NLP Foundations
The Backward Pass and Gradient Flow
Backpropagation through a transformer is the forward pass run in reverse with the chain rule attached; seeing which operations preserve gradient magnitude and which shrink it explains why architecture choices exist.
intermediate · 8 min read
Training a transformer means computing, for every one of its billions of parameters, how much a tiny nudge to that parameter would change the loss. That quantity is the gradient, and the algorithm that computes all of them in one pass, no matter how many parameters there are, is backpropagation (Rumelhart, Hinton, Williams, 1986). It is not a separate learning method from the forward pass; it is the same computational graph traversed in reverse, applying the chain rule at every step.
The chain rule, mechanically
If y = f(x) and loss = g(y), the chain rule says d(loss)/dx = d(loss)/dy * dy/dx. Backpropagation applies this repeatedly, starting from d(loss)/d(loss) = 1 at the output and working backward through every operation in the forward pass, each time multiplying the incoming gradient by that operation's local derivative. This is exactly why the forward pass's computational graph needs to be tracked (autodiff frameworks record every operation and its inputs) and why the backward pass costs roughly the same order of FLOPs as the forward pass, generally estimated at about twice as much, since every matmul in the forward direction implies roughly two matmuls (with respect to the input and with respect to the weights) in the backward direction (see backpropagation-autodiff).
What flows well and what does not
Two transformer components exist specifically because of how they treat gradient magnitude on the way backward.
Residual connections are additive, and the derivative of a sum with respect to either term is 1. So d(loss)/dx for y = x + Sublayer(x) includes a term that passes straight through unmultiplied, regardless of what Sublayer's own gradient looks like. That unbroken path is why residual networks can be stacked far deeper than networks without them: even if every sublayer's local gradient were tiny, the residual path alone still delivers signal to early layers (see residual-connections-skip).
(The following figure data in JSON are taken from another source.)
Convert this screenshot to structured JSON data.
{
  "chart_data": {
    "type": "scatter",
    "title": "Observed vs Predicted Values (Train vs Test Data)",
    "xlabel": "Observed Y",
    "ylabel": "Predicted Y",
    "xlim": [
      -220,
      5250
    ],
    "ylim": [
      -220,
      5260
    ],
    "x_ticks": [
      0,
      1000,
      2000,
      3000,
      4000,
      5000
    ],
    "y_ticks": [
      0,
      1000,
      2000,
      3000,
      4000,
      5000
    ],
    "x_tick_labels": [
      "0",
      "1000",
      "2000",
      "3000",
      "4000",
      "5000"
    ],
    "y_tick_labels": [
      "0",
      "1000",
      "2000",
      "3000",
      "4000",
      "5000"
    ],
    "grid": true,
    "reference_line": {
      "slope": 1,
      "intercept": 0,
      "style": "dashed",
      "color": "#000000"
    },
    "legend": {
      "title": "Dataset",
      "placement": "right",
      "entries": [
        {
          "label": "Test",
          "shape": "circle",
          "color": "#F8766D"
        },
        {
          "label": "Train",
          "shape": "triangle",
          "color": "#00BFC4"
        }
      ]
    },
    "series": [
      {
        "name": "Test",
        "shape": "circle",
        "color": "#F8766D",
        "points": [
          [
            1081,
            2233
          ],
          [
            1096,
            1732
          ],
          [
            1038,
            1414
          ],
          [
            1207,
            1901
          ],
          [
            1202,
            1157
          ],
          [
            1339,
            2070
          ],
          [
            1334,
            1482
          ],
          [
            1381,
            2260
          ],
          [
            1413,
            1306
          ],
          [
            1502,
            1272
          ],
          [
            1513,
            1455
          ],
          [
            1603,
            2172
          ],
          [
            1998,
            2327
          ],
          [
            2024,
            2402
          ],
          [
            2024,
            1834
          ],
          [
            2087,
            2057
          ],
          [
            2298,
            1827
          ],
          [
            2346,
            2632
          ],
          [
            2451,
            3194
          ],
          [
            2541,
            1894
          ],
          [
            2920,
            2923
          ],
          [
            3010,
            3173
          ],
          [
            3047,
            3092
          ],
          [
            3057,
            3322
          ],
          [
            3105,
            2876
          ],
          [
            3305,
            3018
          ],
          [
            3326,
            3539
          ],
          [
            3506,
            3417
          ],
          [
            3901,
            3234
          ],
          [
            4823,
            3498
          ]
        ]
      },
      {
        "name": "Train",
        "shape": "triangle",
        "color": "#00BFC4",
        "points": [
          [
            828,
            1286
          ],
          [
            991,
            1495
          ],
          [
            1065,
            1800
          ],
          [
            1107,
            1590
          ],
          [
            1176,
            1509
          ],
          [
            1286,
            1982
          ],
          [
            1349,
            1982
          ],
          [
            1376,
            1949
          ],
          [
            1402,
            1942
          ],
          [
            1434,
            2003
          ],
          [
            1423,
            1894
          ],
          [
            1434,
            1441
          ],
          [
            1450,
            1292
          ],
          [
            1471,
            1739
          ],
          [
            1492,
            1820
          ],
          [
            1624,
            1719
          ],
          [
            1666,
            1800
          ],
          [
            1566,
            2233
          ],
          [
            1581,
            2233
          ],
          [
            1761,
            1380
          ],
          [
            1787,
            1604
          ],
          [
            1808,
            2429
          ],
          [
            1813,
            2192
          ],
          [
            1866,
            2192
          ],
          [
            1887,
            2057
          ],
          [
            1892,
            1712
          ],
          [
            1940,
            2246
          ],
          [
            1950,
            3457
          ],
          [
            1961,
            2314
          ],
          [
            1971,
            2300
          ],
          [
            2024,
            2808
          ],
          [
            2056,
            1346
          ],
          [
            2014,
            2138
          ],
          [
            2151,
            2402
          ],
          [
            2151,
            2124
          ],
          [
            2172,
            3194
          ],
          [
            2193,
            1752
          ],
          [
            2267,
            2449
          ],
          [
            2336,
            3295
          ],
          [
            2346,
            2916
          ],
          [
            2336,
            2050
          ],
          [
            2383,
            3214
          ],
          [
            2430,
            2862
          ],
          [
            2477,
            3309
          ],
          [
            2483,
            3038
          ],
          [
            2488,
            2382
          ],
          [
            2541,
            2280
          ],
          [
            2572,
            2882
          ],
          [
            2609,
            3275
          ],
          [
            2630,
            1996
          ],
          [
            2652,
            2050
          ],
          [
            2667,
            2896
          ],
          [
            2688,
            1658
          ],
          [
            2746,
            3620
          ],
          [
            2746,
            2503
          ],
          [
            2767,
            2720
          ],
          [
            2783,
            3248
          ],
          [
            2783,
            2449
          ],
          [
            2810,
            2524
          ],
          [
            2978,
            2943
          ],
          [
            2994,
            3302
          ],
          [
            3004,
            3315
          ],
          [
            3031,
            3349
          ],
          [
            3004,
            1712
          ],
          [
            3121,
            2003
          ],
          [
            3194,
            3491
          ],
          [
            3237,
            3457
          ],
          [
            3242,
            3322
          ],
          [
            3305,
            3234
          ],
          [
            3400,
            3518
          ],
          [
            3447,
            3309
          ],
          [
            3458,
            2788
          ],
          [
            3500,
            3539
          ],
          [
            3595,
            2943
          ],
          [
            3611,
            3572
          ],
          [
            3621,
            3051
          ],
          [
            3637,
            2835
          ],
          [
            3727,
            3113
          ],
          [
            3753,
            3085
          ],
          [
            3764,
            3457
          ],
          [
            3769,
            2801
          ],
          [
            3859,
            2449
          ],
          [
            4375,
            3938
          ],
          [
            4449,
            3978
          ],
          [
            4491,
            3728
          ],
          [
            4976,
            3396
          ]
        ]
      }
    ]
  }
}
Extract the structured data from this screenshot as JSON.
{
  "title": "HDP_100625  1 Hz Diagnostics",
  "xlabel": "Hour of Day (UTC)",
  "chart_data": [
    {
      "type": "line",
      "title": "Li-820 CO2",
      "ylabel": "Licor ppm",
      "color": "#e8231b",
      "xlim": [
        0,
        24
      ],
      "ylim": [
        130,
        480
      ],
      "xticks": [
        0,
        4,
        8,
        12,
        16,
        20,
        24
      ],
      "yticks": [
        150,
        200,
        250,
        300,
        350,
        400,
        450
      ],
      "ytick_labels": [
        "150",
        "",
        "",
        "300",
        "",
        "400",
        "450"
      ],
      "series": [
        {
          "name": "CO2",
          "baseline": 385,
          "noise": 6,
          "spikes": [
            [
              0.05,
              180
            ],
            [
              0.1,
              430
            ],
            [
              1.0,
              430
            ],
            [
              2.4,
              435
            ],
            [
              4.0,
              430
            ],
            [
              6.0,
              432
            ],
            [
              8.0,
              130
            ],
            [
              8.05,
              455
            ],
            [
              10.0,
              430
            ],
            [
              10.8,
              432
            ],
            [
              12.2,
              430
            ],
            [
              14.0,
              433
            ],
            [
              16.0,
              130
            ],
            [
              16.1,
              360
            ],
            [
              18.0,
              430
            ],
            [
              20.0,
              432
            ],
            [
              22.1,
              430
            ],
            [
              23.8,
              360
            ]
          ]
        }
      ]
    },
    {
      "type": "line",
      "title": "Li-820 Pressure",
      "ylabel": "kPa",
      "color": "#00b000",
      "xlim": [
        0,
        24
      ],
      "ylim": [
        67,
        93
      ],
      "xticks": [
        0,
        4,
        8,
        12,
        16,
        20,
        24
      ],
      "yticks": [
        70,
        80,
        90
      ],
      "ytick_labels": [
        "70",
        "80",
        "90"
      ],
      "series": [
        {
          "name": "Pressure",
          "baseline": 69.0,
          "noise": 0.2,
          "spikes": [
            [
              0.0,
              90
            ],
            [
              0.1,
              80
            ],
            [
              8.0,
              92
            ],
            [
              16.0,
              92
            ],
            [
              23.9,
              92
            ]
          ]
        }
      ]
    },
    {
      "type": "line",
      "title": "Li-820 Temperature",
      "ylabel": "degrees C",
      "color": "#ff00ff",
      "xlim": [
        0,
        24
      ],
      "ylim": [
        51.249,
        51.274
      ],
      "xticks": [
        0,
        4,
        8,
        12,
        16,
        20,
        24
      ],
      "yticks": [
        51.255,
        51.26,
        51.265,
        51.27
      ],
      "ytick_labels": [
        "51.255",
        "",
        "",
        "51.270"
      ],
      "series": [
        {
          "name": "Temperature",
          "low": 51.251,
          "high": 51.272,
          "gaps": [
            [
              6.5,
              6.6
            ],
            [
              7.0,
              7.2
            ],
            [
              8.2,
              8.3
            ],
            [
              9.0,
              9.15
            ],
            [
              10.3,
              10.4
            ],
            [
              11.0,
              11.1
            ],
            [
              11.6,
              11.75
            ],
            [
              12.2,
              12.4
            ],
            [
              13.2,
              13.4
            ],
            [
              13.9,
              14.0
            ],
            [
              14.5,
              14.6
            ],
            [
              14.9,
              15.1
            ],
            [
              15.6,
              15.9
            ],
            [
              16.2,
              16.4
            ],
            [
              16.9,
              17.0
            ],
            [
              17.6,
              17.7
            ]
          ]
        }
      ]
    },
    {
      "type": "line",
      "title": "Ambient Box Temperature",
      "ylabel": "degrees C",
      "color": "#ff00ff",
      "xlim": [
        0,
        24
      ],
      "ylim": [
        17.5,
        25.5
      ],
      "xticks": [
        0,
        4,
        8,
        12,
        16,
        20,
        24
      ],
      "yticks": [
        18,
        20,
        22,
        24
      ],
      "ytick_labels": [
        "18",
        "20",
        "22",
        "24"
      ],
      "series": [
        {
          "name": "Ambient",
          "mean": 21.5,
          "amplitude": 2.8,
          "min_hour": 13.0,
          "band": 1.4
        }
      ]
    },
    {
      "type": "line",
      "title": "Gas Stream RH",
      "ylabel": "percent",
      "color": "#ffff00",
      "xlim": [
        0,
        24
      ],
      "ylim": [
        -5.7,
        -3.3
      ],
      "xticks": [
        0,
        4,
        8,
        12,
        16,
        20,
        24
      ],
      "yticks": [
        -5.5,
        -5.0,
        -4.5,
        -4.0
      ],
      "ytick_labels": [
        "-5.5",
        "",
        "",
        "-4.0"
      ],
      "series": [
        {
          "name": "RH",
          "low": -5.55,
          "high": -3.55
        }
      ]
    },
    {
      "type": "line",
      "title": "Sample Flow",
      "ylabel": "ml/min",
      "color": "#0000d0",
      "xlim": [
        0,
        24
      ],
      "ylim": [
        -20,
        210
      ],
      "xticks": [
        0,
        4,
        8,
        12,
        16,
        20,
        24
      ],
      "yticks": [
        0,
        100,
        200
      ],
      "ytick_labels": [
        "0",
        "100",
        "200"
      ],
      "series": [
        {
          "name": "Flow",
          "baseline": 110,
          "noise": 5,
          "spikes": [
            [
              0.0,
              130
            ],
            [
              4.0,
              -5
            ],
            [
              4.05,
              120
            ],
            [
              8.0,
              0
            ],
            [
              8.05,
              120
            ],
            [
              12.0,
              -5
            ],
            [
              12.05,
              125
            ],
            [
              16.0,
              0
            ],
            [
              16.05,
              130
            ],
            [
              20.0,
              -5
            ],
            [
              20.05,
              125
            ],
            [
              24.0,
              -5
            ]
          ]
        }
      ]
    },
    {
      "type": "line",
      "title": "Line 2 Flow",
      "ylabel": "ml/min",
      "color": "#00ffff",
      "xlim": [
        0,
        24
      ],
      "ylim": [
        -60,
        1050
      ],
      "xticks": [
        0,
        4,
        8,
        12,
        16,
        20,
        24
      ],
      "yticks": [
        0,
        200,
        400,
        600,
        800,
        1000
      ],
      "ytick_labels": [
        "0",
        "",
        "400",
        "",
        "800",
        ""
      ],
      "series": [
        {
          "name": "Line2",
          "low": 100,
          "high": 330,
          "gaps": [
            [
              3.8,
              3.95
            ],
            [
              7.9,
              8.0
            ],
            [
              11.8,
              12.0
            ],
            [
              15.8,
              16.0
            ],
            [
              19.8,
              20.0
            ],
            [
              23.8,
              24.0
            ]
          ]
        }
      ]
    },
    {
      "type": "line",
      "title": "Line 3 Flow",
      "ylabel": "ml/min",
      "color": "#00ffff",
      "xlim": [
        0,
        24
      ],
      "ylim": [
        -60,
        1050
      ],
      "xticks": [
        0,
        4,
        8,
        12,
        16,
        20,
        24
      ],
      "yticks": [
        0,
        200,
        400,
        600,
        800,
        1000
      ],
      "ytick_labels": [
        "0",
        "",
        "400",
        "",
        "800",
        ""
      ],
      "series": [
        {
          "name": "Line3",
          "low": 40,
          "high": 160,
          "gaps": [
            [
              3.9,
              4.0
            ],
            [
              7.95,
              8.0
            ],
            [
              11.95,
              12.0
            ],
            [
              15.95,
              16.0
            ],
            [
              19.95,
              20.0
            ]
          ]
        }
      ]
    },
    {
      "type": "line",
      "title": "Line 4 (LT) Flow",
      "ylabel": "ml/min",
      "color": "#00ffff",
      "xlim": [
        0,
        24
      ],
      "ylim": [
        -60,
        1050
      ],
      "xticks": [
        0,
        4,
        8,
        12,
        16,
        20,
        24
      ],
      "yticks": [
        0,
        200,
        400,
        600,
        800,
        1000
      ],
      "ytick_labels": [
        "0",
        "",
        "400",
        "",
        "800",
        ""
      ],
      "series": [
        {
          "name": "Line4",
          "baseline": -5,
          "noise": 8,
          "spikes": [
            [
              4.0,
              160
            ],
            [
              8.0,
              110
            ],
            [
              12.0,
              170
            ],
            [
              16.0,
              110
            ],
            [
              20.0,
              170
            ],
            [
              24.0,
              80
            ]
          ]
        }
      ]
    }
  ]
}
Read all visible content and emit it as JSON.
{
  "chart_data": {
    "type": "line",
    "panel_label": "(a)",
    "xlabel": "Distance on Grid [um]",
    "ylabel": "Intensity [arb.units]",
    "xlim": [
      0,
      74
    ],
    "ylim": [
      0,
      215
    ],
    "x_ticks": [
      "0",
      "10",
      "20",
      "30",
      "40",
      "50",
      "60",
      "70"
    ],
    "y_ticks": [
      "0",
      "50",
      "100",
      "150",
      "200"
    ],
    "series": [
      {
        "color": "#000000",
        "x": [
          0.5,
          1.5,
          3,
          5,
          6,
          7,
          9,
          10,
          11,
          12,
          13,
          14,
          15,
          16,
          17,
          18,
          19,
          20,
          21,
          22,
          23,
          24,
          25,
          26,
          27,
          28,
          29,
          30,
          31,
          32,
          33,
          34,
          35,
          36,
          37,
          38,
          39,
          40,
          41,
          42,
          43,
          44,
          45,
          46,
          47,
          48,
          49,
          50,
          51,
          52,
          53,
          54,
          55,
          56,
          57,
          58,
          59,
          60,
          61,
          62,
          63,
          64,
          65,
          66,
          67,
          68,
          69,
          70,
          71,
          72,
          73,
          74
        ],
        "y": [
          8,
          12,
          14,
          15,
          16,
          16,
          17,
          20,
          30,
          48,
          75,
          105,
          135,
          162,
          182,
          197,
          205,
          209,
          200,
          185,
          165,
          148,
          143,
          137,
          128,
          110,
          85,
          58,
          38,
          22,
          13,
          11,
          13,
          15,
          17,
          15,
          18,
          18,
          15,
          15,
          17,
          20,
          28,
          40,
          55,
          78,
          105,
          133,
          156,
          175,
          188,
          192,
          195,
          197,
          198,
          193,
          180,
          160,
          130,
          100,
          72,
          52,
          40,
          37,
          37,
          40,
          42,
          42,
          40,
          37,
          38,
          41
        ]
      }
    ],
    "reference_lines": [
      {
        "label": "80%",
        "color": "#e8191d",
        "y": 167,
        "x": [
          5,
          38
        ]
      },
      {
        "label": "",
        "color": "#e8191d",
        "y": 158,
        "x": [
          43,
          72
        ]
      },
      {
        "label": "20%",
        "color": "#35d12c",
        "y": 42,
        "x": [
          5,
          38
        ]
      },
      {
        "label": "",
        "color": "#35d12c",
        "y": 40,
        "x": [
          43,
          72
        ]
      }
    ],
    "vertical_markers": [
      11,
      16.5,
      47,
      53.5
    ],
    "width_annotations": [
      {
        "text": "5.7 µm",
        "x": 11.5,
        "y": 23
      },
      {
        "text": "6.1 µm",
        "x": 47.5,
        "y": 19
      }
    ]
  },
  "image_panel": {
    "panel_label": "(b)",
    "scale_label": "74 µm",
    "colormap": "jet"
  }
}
Normalisation layers rescale the forward activations to a controlled range, and by extension keep the backward gradients from drifting to extreme scales as they pass through many layers. Without normalisation, small per-layer multiplicative effects compound across depth: repeated multiplication by numbers slightly above 1 explodes, repeated multiplication by numbers slightly below 1 vanishes. This is the vanishing/exploding gradient problem, and it is a direct, mechanical consequence of the chain rule applied through many layers, not a mysterious training instability (see layernorm-residual-connections).
Where gradients get multiplied, not added
Attention and the feed-forward non-linearity are where the chain rule genuinely multiplies gradients by non-trivial, input-dependent factors rather than passing them through. Softmax saturation is the clearest example: when softmax output is near 0 or near 1, its local derivative is near zero, so gradient flowing backward through a saturated softmax is crushed regardless of what happens elsewhere (this is exactly the failure mode that motivated scaling attention scores by 1/sqrt(d_k); see softmax-logits). Activation functions have the same property: a ReLU unit that output zero on the forward pass has zero derivative, so no gradient reaches the weights that fed it on that example, an effect known as a dead unit (see activation-functions).
forward: x -> LN -> Attn -> (+x) -> LN -> FFN -> (+x) -> ...
backward: ... <- (+1 grad) <- FFN' <- LN' <- (+1 grad) <- Attn' <- LN' <- x
When it falls down
- Gradient checkpointing trades compute for memory. Storing every intermediate activation for the backward pass is expensive, so large-scale training often recomputes some activations during the backward pass instead of storing them, roughly a 20 to 30 percent compute overhead for a substantial memory saving (see training-memory-footprint).
- Gradient clipping is a patch, not a fix. Exploding gradients are usually controlled by clipping the global gradient norm before the optimiser step; this stabilises training but does not address why the gradient exploded in the first place, and a model that needs aggressive clipping every step usually has a deeper initialisation or learning-rate problem (see signal-propagation-and-init).
- Mixed precision introduces its own gradient hazard. Gradients computed in fp16 can underflow to zero for small values, which is why mixed-precision training scales the loss up before the backward pass and back down before the optimiser step, a workaround for the limited dynamic range of fp16, less necessary with bf16.
- The backward graph is not free to build. Every operation recorded during the forward pass, tensors, intermediate values, must be kept in memory (or recomputed) until its corresponding backward operation runs, which is the direct source of the memory-versus-depth tradeoff in large models.
Further reading
- Rumelhart, Hinton, Williams, 1986, Learning representations by back-propagating errors - the original statement of backpropagation.
- Micikevicius et al., 2017, Mixed Precision Training, arXiv:1710.03740 - loss scaling and the fp16 gradient underflow problem.